This section is from the book "A Library Of Wonders And Curiosities Found In Nature And Art, Science And Literature", by I. Platt. Also available from Amazon: A library of wonders and curiosities.
The vessel in which the lovely and luxurious Queen of Egypt floated upon the Nile, has been described by historians and portrayed by poets at various times. We give Shakespeare's account of it:
"The barge she sat in, like a burnished throne Burned on the water; the poop was beaten gold; Purple the sails, and so perfumed, that The winds were lovesick with them; the oars were silver, Which to the tunes of flutes kept stroke, and made The water which they beat to follow faster, As amorous of their strokes. For her own person, She beggared all description; she did lie On her pavilion (cloth of gold and tissue) O'erpicturing that Venus where we see The fancy outwork nature; on each side her Stood pretty dimpled boys, like smiling Cupids, With divers-colored fans, whose wind did seem To glow the delicate cheeks which they did cool, And what they undid, did."

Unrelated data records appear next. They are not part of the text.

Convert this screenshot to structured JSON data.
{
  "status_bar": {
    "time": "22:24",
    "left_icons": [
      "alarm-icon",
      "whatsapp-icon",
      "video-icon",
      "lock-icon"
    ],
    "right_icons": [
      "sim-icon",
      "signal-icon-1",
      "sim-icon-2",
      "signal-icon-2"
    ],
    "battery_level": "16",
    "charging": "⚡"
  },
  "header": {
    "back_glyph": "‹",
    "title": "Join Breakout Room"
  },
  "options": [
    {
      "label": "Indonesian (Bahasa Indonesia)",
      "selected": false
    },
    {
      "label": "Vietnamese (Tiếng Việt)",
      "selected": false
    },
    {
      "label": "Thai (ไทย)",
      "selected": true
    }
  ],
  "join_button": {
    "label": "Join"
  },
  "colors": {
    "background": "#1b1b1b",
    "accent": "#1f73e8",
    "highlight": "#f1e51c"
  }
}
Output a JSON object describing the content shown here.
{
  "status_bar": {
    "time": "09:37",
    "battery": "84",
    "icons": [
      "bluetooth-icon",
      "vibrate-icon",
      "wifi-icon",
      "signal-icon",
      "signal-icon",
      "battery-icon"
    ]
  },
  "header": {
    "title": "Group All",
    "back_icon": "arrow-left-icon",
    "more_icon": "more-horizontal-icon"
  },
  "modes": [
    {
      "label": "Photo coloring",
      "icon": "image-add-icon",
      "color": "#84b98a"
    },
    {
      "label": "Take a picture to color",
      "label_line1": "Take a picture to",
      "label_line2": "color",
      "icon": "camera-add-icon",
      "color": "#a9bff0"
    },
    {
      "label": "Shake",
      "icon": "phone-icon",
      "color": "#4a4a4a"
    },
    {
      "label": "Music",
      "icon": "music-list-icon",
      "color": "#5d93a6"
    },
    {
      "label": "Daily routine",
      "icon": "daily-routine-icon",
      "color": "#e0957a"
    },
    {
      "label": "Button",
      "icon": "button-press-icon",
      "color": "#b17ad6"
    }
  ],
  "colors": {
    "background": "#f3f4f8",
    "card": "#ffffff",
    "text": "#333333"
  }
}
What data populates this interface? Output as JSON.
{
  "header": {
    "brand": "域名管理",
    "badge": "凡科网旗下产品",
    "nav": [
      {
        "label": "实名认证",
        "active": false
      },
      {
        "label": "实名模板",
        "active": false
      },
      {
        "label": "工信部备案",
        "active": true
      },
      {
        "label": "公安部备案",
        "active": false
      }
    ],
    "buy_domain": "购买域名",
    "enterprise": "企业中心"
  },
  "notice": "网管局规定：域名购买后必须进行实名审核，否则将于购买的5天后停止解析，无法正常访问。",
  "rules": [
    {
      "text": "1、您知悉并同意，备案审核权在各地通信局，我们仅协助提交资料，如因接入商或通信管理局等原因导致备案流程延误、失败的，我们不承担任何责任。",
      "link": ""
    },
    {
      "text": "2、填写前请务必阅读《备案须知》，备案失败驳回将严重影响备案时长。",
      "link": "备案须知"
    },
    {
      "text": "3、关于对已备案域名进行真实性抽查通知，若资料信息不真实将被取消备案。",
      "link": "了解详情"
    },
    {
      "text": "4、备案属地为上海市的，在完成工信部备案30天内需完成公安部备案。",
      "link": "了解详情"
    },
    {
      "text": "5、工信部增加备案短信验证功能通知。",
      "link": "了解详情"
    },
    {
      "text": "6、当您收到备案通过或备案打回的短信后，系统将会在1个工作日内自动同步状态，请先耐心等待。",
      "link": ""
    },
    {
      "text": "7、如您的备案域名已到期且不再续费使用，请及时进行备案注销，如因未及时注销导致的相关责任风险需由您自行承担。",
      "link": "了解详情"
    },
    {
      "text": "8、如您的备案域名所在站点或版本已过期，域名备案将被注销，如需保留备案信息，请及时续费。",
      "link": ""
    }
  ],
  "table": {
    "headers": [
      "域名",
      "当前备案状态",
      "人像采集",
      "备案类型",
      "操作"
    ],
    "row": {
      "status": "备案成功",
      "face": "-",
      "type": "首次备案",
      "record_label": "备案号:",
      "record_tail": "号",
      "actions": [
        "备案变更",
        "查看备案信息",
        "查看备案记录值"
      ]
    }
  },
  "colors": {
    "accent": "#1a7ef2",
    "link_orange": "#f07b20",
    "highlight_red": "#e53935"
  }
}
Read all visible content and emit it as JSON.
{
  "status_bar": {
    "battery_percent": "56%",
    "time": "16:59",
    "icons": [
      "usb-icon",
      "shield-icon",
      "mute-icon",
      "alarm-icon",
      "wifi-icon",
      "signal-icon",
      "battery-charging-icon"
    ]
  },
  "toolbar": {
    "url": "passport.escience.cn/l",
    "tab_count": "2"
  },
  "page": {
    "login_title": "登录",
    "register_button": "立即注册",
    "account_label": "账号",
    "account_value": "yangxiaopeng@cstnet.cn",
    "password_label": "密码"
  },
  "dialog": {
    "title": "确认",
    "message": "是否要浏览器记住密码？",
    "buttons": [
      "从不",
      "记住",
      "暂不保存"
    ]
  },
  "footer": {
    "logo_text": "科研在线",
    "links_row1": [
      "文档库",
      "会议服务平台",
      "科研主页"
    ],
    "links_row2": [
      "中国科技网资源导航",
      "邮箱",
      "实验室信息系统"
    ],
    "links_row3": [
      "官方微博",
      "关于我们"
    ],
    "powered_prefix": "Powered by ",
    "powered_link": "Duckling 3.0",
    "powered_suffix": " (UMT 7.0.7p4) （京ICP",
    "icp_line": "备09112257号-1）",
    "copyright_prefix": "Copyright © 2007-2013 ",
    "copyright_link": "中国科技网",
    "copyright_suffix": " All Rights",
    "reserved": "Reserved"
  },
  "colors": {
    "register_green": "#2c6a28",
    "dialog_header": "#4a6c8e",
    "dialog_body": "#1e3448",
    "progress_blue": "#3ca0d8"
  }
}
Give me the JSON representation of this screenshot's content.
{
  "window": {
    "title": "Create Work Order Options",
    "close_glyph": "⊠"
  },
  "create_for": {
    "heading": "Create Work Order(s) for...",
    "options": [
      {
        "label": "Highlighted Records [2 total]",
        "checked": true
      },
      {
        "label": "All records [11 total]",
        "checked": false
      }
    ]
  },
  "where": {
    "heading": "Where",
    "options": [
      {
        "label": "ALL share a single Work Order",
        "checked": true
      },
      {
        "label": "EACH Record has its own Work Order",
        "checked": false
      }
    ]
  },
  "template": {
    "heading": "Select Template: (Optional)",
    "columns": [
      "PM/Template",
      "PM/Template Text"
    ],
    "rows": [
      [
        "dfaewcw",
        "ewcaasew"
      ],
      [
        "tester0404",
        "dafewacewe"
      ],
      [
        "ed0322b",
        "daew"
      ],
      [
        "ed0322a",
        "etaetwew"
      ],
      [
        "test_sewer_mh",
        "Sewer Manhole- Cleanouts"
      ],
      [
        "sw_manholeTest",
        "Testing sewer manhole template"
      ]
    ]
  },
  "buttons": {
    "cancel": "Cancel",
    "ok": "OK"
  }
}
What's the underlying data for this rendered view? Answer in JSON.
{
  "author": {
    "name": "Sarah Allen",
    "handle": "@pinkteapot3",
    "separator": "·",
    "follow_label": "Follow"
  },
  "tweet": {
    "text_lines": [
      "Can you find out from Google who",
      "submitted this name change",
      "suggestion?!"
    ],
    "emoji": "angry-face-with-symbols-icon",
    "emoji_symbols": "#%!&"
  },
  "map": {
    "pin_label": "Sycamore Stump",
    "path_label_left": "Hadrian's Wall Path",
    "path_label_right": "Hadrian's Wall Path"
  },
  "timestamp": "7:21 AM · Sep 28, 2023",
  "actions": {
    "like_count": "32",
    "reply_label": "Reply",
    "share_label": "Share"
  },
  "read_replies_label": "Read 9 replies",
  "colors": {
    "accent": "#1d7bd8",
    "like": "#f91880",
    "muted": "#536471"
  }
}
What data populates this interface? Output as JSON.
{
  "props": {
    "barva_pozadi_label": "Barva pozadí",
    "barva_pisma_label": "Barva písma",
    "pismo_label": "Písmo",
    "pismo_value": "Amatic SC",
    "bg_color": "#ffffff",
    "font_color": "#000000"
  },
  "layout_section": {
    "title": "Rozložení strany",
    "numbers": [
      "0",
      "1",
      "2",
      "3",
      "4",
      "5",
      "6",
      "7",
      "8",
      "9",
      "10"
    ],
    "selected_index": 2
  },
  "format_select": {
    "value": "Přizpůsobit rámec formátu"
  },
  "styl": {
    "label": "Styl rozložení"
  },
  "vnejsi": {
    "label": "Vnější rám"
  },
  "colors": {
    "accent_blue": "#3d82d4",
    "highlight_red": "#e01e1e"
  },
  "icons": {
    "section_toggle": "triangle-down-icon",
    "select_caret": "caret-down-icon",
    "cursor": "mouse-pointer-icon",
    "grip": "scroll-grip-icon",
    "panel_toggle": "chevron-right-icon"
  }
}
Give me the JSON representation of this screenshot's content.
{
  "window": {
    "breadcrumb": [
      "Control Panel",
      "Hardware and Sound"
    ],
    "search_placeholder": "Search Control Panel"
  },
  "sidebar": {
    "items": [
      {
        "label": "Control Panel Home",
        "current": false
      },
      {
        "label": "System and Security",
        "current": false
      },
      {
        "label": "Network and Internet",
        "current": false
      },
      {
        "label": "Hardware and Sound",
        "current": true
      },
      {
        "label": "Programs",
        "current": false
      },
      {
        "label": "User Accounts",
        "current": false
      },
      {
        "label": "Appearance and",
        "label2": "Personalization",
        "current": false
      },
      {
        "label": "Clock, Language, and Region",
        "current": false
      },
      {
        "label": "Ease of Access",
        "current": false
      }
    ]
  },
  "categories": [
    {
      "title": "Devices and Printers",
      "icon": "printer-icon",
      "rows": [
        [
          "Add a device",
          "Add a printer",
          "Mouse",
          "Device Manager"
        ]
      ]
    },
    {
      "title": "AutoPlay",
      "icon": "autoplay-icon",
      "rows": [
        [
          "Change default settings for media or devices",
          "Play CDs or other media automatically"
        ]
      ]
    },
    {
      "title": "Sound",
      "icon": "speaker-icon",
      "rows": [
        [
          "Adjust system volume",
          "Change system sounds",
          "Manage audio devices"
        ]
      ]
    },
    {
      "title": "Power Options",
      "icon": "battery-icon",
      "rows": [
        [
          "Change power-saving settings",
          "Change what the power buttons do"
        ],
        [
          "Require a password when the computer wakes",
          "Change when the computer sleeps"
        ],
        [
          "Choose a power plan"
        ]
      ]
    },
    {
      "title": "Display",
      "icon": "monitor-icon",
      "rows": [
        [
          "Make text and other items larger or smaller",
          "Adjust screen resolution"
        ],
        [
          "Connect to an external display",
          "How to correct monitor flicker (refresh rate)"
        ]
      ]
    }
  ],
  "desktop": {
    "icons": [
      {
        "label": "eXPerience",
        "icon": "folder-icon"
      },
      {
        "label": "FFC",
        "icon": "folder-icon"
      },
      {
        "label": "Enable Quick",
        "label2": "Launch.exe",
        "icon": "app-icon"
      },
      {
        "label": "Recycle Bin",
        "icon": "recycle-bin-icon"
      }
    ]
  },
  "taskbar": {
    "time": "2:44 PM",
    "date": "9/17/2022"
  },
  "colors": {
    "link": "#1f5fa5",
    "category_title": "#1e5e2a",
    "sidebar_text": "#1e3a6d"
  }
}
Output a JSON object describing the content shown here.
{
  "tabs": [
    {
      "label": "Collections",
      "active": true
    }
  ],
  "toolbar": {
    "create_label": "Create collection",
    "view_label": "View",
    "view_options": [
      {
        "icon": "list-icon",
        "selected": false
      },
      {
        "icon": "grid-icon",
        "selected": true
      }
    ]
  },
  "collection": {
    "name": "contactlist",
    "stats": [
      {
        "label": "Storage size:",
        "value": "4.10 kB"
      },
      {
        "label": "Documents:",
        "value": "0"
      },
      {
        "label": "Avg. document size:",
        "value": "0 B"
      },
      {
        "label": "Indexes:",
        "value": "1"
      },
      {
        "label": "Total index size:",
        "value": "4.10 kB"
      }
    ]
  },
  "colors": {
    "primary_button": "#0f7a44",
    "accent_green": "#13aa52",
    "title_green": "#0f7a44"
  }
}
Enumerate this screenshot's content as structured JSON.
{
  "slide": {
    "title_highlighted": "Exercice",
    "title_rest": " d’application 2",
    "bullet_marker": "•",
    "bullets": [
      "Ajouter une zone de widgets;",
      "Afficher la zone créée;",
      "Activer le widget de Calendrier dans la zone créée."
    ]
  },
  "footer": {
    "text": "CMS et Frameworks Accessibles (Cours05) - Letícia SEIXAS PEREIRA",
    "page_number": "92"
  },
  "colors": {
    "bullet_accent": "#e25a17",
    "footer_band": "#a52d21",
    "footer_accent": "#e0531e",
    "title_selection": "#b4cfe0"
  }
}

Cleopatra was the daughter of Ptolemy Auletes, King of Egypt, and was co-heir to the throne with her brother. She was robbed of her possessions; but on appealing to Rome she was restored by Julius Caesar. After his death she became the friend of Marc Antony, who left his wife, Octavia, for love of this bewitching woman. Antony having suffered defeat at Actium, Cleopatra ended her troubled life by allowing an asp to poison her. She was in her thirty-ninth year when she died.